Though it’s been sitting here for several months waiting to be installed, I finally started in on RHEM 4.

This is just the first of what I imagine will be many pages of notes, diagrams, hastily-scrawn and dejectedly-erased maps and painstakingly researched clues. RHEM ain’t no walk in the park.

A friend of mine chastised me on AIM a while ago for having bought the game but not played it. He asked me how it was, and I told him it hadn’t been installed yet, and then he chewed my face off a little bit. I think maybe I deserved that. After all, I usually scarf down a new game the very moment it enters my dwelling space. Besides that, RHEM is one of my favorite kinds of game. Why am I wasting time with pointless lard like Laser Cat or Elephant Quest when the New York Strip is sitting right there, waiting to be devoured.
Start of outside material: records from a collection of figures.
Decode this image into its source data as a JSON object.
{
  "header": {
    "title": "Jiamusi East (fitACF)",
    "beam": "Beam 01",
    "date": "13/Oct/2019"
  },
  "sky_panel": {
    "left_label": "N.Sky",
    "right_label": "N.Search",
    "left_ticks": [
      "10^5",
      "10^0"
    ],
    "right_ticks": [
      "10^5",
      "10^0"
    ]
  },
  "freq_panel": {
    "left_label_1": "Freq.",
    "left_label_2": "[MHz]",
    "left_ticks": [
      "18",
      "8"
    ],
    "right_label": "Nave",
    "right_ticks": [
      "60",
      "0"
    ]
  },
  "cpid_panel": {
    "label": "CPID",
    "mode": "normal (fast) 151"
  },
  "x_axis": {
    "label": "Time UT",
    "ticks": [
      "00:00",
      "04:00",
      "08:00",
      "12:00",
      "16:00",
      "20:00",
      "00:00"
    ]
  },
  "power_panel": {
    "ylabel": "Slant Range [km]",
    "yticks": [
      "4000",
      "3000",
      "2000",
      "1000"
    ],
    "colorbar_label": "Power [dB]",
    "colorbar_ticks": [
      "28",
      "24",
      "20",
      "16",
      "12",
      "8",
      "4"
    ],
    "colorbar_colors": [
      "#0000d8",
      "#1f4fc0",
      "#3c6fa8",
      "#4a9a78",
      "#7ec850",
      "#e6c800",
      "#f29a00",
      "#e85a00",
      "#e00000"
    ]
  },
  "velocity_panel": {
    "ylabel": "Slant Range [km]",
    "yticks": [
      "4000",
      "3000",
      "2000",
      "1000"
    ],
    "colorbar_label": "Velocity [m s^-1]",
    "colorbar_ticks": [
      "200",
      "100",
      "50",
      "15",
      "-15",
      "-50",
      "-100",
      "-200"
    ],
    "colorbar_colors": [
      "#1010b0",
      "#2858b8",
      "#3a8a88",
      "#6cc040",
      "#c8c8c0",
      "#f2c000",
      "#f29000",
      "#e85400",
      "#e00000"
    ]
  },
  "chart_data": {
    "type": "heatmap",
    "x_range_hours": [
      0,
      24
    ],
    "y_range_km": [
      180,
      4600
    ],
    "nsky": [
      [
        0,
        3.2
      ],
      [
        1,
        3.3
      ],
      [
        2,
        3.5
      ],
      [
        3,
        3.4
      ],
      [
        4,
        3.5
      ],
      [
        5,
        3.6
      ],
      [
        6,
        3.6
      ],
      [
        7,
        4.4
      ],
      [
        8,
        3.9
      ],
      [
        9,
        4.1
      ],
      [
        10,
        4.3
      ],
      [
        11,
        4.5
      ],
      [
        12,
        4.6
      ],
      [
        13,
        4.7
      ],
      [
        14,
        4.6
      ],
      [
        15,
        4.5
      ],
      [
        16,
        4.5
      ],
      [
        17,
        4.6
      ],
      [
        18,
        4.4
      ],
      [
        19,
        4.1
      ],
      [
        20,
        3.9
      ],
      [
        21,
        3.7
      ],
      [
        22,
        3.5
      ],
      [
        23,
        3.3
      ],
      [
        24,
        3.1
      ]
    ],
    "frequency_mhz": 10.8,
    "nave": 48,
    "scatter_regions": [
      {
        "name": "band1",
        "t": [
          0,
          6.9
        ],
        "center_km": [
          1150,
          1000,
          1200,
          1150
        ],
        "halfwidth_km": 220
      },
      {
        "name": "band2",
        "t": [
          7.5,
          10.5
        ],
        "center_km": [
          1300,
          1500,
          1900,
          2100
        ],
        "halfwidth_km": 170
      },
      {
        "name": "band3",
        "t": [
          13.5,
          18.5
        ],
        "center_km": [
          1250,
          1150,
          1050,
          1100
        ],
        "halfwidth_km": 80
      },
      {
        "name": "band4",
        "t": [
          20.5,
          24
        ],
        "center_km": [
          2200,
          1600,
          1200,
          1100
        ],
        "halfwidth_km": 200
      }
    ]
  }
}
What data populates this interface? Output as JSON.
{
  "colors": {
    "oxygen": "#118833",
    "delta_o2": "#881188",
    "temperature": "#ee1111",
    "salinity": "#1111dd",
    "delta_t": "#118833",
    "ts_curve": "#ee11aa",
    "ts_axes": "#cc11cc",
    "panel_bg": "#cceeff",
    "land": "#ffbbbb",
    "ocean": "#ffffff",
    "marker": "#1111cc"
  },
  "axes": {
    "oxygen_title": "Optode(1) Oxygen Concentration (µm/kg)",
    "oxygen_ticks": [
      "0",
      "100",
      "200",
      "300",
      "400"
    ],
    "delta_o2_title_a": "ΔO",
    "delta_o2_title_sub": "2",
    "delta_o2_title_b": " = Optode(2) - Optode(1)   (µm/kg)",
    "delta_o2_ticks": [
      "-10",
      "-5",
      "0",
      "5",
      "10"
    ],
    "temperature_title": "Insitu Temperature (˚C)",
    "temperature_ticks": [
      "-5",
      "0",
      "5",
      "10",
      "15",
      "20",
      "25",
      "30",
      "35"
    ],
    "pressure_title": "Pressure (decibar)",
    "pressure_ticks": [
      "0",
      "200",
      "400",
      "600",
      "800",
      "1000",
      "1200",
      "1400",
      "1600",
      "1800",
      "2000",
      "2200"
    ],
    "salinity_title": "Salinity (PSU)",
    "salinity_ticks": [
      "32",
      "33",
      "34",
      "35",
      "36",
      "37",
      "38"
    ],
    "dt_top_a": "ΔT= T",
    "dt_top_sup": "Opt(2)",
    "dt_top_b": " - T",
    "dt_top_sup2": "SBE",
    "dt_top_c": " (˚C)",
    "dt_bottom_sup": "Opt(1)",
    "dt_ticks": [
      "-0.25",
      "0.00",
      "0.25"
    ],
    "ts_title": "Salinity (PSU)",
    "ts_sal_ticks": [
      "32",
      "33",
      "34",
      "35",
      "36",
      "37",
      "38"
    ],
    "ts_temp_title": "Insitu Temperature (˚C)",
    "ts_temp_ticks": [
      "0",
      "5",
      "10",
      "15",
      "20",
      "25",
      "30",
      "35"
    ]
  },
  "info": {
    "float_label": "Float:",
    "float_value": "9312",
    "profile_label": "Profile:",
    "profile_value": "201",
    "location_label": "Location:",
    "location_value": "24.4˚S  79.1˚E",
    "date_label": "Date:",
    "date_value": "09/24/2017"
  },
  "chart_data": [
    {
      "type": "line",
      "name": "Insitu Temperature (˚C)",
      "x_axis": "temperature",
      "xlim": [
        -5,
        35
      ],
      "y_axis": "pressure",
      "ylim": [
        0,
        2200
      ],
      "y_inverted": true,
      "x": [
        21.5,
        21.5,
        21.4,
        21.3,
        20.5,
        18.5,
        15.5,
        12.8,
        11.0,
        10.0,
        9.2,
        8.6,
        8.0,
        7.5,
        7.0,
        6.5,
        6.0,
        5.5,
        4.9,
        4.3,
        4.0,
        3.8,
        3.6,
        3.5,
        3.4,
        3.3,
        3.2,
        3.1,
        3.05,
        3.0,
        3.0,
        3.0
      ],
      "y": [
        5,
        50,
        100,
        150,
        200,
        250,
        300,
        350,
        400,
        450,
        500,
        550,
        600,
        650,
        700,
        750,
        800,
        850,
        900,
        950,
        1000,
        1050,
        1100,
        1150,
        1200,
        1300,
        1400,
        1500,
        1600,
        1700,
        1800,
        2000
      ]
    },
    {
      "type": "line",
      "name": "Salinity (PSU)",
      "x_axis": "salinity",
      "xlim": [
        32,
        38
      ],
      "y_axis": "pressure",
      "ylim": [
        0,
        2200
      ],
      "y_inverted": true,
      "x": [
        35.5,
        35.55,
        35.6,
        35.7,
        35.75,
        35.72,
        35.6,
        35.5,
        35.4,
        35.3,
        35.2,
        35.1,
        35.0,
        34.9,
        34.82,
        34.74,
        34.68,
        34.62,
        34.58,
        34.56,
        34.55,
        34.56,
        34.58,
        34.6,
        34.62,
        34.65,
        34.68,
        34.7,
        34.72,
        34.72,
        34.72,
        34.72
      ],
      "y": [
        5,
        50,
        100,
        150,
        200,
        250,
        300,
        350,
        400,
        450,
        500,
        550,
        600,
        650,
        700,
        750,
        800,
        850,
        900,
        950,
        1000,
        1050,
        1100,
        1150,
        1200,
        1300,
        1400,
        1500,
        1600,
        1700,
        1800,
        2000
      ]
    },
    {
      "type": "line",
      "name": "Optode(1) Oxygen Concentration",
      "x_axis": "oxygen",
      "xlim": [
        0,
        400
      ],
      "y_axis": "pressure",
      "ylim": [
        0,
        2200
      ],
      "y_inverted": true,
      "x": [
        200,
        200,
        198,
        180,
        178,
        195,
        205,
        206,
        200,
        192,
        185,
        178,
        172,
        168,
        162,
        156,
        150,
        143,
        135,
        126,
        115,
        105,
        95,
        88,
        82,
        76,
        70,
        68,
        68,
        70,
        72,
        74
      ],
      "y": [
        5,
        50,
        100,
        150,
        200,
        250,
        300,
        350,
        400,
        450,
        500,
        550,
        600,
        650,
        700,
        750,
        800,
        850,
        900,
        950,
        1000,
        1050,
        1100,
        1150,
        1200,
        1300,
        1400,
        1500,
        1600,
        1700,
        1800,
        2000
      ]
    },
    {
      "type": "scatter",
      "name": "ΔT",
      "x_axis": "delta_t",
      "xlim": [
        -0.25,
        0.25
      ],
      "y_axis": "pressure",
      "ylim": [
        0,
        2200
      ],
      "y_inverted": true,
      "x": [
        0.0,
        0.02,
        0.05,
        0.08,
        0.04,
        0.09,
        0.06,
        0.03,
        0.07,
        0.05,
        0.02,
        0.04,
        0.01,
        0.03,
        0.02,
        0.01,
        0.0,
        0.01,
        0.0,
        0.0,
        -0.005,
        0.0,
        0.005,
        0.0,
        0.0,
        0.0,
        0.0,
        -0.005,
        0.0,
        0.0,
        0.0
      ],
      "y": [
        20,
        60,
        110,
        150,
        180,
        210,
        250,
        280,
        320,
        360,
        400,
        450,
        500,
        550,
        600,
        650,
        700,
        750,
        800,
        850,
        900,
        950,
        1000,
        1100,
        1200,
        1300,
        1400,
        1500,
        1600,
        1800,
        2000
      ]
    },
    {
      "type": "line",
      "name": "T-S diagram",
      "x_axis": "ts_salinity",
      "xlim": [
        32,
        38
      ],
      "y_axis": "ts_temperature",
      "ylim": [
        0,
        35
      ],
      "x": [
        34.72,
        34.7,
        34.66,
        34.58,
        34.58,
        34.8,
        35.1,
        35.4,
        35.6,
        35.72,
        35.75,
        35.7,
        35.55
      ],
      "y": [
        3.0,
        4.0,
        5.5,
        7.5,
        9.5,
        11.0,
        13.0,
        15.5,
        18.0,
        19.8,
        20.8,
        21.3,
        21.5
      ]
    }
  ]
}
The answer is, I have to be in the right kind of mindset to play this kind of game. I don’t mean the right mood, not exactly; I’m almost always in the mood for a good game. No, it’s more like I can’t start up a game like RHEM unless my brain is sufficiently pumped. I have to get jazzed up for it. I have to be in that zone where my mind is well-rested, finely-toned and very recently exercised. This is not a game you play casually. This is not Portal, where you just pop in for a few levels then pop back out. And it’s not L.A. Noire, where you have an exquisite narrative to hold your attention when the gameplay bogs you down.

RHEM involves a lot of being stuck. It involves a lot of moving through the same screens. It involves a lot of time dropping away while you uselessly fiddle and tweak things, the game utterly resistant to any attempts to change its state. RHEM is seeing a room, then coming back to it six hours later and having to identify what’s been moved. You have to trick your brain into seeing the same things over and over, but somehow processing them differently.

It’s like, you can own and enjoy Schindler’s List, but it’s not something you throw on just because you’re in the mood for a movie. You don’t curl up on the couch and watch Nazis for two hours any more than you nonchalantly kick back and play you some RHEM.

So that’s why I’m just now starting to play RHEM 4: something something excuses Nazis. Hope that explains things!